PCA Project question (steps 13 and 14)


I have a question about the last steps of PCA Project in “Data Science: Machine Learning Specialist” path.
In step 13 and 14, the exercise asks to use the 2 PCA components as input to a support vector classifier, find the score and compare this score with the one obtained using 2 random features from the original standardized data matrix in the same classfier. It suggests to “Notice the large difference in scores”…but the large difference is not in PCA components favor al all:

Score for model with 2 PCA features: 0.8649036163772503
Score for model with 2 randomly selected features: 0.9993627529074398

What is that supposed to mean? That in this case is better using a support vector classifier with any random features of the original matrix, without doing PCA?
I can’t understand this output in a project that aims to show the pros in using PCA
Am I missing something?

Thanks for your helpfulness

1 Like

I am on the same page as you. I really don’t don’t get it. Though this isn’t the first time I have been utterly confused by a project having seemingly non-sensical results. Let me know if you figured it out please!

Think I figured it out actually, because of how the csv file is written it is using the index as feature 0 (or so I think) So it has a correlation of almost 100% because its just 1,2,3,4,5… so on. I am going to message codecademy about it.

I have the same issue when I put the code into a Notebook and run it there (ie PCA underperforms).

Something is squirrely.

The PCA section needs a lot of work to improve it I feel. It doesn’t really fit in with how well written the rest of the course is, and still introduces concepts and code that wasn’t even mentioned earlier.


I have a question about #13 and #14, too, but of a different kind.
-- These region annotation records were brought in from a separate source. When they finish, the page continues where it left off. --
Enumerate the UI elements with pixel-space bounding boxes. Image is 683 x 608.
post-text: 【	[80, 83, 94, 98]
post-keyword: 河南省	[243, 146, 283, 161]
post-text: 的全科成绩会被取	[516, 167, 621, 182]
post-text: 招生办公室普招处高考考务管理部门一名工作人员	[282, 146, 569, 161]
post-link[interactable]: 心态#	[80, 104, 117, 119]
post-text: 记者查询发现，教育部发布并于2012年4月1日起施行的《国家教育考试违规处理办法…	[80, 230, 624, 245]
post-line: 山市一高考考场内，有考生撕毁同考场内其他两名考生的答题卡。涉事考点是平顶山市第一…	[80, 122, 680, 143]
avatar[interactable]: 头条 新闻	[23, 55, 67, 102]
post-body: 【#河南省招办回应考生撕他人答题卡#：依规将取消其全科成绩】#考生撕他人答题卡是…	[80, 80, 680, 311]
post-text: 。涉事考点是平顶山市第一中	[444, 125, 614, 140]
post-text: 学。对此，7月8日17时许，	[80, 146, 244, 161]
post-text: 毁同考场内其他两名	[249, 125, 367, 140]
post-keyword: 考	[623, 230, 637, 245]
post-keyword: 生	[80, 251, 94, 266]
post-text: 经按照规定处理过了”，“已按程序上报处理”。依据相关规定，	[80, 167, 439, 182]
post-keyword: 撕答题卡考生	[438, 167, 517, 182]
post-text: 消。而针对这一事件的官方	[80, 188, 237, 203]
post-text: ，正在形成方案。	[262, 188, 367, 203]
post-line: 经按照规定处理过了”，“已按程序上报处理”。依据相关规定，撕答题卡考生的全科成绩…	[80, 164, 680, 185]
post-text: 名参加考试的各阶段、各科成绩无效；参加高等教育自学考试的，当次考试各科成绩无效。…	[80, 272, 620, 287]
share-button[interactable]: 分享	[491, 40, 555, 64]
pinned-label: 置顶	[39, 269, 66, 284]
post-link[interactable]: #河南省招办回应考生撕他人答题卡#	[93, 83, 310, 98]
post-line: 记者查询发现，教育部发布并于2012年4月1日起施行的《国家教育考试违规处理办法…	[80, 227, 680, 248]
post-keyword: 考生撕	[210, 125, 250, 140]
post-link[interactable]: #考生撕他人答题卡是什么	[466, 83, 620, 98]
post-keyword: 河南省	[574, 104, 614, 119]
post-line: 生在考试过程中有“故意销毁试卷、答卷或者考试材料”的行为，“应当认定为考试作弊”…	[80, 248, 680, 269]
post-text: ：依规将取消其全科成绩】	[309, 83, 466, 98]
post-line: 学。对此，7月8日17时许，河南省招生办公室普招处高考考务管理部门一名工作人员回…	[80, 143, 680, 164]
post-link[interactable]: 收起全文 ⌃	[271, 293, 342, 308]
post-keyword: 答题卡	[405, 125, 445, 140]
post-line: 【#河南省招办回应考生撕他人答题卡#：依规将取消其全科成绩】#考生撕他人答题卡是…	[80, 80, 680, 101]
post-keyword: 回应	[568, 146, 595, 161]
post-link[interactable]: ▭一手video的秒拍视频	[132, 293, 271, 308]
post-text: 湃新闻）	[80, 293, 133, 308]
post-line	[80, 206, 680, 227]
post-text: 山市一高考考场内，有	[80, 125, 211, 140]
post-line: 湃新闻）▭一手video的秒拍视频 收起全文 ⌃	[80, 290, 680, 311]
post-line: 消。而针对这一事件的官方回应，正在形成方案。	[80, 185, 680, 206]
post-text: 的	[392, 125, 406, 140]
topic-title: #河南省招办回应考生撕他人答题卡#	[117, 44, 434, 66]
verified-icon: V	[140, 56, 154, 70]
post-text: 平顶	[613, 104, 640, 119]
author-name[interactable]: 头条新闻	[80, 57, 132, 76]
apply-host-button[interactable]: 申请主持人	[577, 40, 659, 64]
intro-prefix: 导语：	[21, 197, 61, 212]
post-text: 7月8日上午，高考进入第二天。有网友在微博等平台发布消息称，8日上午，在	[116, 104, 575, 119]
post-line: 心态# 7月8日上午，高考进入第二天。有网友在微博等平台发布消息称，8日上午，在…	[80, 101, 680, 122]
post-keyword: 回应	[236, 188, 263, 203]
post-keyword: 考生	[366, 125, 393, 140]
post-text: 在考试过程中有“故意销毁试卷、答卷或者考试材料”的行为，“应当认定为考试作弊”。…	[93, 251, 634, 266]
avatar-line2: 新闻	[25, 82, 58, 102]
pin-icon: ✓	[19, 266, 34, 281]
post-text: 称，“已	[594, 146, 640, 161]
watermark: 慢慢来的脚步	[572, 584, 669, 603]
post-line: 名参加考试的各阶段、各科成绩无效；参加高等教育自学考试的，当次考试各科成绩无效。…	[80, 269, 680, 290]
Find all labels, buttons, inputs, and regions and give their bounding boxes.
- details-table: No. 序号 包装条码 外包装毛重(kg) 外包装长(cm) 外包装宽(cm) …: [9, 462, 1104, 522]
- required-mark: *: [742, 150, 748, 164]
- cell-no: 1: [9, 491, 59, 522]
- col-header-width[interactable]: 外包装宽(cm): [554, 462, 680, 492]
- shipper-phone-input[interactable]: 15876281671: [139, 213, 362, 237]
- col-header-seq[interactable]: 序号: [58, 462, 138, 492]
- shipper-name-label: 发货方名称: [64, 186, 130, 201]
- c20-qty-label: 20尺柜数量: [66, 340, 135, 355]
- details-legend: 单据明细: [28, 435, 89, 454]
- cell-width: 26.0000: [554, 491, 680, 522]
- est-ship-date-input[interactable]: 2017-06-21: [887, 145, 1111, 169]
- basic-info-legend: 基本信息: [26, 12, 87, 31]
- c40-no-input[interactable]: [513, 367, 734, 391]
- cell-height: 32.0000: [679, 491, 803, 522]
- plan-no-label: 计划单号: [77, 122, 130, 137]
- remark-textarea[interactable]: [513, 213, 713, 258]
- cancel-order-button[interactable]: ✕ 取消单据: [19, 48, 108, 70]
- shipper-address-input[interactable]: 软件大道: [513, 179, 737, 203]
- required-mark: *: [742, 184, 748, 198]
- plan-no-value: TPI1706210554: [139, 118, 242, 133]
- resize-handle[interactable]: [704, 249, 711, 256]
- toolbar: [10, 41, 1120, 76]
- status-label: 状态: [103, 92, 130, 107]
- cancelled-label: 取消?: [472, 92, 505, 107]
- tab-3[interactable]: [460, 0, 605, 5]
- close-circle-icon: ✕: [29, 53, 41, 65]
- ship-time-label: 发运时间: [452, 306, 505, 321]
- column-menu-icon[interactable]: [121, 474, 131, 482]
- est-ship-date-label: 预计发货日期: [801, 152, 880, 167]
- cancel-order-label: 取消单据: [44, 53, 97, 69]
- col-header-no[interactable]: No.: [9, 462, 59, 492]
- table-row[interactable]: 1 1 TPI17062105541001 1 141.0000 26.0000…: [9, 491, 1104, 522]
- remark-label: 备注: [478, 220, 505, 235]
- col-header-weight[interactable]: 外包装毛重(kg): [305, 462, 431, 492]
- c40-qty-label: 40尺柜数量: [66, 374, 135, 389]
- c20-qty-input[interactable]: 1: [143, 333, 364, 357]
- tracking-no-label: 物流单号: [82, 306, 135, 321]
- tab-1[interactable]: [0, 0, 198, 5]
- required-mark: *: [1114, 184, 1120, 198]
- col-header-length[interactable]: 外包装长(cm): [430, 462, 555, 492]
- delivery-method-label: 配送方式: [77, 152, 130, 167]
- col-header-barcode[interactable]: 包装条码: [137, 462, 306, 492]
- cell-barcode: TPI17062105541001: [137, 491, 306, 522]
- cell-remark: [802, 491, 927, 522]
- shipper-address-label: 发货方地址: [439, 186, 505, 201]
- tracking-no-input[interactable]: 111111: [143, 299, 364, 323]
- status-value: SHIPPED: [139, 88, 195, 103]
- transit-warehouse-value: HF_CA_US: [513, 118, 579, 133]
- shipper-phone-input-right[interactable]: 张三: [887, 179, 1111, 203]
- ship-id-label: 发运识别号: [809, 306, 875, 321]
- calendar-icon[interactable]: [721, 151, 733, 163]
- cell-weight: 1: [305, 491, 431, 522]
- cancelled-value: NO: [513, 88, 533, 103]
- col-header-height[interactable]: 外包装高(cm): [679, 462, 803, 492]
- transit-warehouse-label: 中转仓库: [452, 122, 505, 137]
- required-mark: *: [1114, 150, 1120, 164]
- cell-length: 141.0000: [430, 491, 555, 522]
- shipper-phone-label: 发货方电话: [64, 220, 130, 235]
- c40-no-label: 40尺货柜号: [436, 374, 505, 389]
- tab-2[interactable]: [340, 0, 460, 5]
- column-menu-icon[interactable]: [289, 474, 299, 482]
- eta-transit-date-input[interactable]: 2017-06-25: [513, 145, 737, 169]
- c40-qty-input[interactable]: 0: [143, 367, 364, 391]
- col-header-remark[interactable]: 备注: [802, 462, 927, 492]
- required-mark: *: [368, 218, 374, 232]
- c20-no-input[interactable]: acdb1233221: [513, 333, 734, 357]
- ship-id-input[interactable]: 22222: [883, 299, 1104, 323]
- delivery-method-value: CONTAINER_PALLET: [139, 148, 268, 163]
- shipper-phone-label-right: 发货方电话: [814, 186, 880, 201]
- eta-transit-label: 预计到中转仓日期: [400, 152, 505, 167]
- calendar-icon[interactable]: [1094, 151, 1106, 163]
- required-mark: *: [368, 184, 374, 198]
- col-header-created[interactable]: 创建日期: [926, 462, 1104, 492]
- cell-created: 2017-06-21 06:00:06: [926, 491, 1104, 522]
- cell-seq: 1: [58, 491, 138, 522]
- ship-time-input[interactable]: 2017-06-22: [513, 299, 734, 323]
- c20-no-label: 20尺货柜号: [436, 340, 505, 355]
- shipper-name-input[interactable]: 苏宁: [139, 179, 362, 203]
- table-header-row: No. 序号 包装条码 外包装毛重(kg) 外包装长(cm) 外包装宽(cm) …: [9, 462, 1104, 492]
The below part, which was Codecademy’s orginial code, led to “ValueError: array length 13611 does not match index length 19020”:

principal_components_data = pd.DataFrame({
‘PC1’: principal_components[:, 0],
‘PC2’: principal_components[:, 1],
‘class’: classes,

I ran the project on Jupyter Notebook. So I didn’t import the “codecademylib3” library. But usually that isn’t an issue.

Any suggestions? Besides reporting to Codecademy, there might be a workaround.

Thanks a lot. :smiley: